Saya masih bisa bergembira saat menonton anime kesukaan, masih bisa
tertawa dan fangirling seperti remaja, masih gemetar tiap kali membayangkan
impian untuk kuliah S3, masih ingin belajar bahasa Inggris, Korea, bahkan
Mandarin. Kadang saya merasa aneh dengan diri saya sendiri. Tapi pelan-pelan saya
belajar menerima bahwa mungkin...saya bukan sedang bingung, saya hanya sedang
mekar -di banyak arah, di waktu yang bersamaan. Dan itu tak apa. Karena menjadi
dewasa tidak harus berarti kehilangan sisi anak-anak yang penuh harap. Mungkin,
ini yang disebut “hidup sepenuhnya”.
Kalau kamu juga pernah merasa otakmu riuh, itu karena ada banyak
cahaya di sana. Banyak keinginan, banyak ide, banyak gairah.
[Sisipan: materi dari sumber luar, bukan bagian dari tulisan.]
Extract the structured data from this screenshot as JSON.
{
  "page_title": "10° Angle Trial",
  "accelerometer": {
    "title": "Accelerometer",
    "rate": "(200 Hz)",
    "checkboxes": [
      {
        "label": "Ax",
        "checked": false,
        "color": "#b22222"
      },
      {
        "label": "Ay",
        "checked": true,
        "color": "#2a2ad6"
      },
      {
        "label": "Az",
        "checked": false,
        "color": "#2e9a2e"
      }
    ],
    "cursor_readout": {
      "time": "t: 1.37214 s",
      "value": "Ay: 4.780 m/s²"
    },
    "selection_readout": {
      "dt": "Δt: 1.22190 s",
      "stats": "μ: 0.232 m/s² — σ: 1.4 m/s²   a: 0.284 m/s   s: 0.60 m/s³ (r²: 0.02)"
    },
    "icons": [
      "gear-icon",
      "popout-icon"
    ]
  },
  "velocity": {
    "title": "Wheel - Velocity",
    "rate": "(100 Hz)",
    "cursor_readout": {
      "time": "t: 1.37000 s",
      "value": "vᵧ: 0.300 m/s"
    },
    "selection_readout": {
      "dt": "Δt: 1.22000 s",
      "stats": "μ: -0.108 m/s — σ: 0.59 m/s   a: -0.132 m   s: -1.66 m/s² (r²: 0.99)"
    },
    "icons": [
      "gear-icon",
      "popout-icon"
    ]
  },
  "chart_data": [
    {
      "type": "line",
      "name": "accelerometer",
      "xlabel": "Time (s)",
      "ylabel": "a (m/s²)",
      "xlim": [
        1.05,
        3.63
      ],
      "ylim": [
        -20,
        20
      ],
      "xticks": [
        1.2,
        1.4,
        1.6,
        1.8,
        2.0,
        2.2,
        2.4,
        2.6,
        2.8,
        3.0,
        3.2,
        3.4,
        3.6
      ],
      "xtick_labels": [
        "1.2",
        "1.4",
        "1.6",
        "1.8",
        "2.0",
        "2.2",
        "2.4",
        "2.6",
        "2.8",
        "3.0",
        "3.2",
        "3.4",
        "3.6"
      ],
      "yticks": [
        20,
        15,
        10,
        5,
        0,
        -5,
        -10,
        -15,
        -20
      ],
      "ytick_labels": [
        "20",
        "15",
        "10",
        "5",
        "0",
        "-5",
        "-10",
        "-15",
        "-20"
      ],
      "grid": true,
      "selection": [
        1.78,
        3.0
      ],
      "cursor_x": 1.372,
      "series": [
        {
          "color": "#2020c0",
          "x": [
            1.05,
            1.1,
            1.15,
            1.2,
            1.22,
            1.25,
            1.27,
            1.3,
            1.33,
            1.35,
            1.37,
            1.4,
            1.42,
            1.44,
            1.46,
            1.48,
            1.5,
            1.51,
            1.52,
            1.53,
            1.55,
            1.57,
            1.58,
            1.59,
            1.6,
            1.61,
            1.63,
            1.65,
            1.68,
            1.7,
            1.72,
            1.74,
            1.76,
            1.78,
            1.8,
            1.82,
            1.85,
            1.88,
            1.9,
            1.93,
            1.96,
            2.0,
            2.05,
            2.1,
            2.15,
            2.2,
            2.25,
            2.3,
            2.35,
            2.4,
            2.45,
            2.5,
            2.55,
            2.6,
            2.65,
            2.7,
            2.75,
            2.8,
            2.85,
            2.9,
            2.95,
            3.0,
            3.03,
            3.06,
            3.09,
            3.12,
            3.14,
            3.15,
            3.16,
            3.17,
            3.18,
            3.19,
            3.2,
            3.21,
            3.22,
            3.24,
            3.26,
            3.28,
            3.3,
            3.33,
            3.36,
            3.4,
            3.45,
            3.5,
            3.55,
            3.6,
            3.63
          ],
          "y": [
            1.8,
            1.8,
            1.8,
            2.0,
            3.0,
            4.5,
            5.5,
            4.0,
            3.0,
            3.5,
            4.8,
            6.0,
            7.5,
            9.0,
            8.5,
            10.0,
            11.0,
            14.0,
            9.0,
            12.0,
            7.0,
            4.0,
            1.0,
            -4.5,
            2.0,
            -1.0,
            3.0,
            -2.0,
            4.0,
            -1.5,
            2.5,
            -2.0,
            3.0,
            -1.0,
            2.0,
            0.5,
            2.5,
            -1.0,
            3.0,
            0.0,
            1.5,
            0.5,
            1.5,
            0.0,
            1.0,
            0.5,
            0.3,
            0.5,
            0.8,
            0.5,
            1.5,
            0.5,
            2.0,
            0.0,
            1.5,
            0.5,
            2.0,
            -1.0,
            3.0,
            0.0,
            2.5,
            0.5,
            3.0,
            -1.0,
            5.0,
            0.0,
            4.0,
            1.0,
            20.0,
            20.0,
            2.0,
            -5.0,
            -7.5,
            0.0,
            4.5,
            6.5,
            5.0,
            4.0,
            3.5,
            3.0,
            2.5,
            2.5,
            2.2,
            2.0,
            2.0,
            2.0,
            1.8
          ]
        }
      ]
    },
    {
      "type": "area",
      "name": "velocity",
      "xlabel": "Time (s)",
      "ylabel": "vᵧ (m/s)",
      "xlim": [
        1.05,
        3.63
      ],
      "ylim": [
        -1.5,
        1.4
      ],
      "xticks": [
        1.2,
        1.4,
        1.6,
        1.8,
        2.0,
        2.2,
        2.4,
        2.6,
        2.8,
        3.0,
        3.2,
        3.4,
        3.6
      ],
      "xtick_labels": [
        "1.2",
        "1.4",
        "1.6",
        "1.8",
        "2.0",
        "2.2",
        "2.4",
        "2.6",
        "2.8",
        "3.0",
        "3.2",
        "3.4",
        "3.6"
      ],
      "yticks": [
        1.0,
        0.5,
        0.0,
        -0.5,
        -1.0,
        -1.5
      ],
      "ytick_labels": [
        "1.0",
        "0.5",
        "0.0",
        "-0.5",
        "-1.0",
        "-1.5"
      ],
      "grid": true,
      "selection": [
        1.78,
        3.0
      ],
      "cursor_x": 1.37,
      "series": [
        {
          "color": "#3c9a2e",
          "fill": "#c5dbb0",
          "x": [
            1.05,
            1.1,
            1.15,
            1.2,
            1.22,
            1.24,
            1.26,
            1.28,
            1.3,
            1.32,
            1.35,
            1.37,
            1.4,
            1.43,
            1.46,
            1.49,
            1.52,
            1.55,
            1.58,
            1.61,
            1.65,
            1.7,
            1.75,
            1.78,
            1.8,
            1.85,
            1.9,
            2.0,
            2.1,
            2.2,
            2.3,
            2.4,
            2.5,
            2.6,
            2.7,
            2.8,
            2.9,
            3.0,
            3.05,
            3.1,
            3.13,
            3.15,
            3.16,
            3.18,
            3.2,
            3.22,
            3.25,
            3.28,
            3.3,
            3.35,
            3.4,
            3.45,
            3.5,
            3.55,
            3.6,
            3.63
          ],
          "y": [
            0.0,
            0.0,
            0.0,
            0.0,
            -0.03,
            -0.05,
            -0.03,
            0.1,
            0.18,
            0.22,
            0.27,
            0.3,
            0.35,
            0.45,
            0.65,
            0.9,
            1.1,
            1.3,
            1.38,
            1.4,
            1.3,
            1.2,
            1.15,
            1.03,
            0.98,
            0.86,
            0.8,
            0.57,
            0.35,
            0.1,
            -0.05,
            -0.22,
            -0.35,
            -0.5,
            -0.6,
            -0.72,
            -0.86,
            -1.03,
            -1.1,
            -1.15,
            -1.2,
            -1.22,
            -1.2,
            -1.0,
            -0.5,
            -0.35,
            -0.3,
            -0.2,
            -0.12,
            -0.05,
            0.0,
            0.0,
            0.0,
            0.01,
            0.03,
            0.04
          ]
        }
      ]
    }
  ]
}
Saya ingin
mengatakan pada diri saya sendiri, “You’re not lost, Mita. You’re just blooming
in all directions at once.”
----------------------
Dan setengah tahun sudah lewat. Tidak apa-apa kalau belum semua
tercapai. Tidak apa-apa kalau ada hari-hari yang terasa gagal. Yang penting
kita tidak berhenti.
Hidup bukan perlombaan cepat-cepatan. Kadang kita hanya perlu
melangkah pelan, tapi konsisten. Kadang kita butuh duduk sebentar, menarik
napas dalam, sebelum lanjut lagi.
Juli ini, saya ingin mengajak teman-teman juga untuk refleksi
kecil. Apa kabar kamu sejauh ini? Sudah cukupkah kamu memeluk dirimu sendiri?
Dan jika ada satu hal yang bisa kita sepakati hari ini, mungkin
ini:
Setengah jalan sudah dilewati. Sisanya akan kita hadapi bersama, dengan
semangat baru, dengan harapan baru, dan dengan lebih banyak kasih untuk diri
sendiri.
Terima kasih sudah membaca.
Kalau kamu, bagaimana perjalananmu di enam bulan pertama 2025 ini?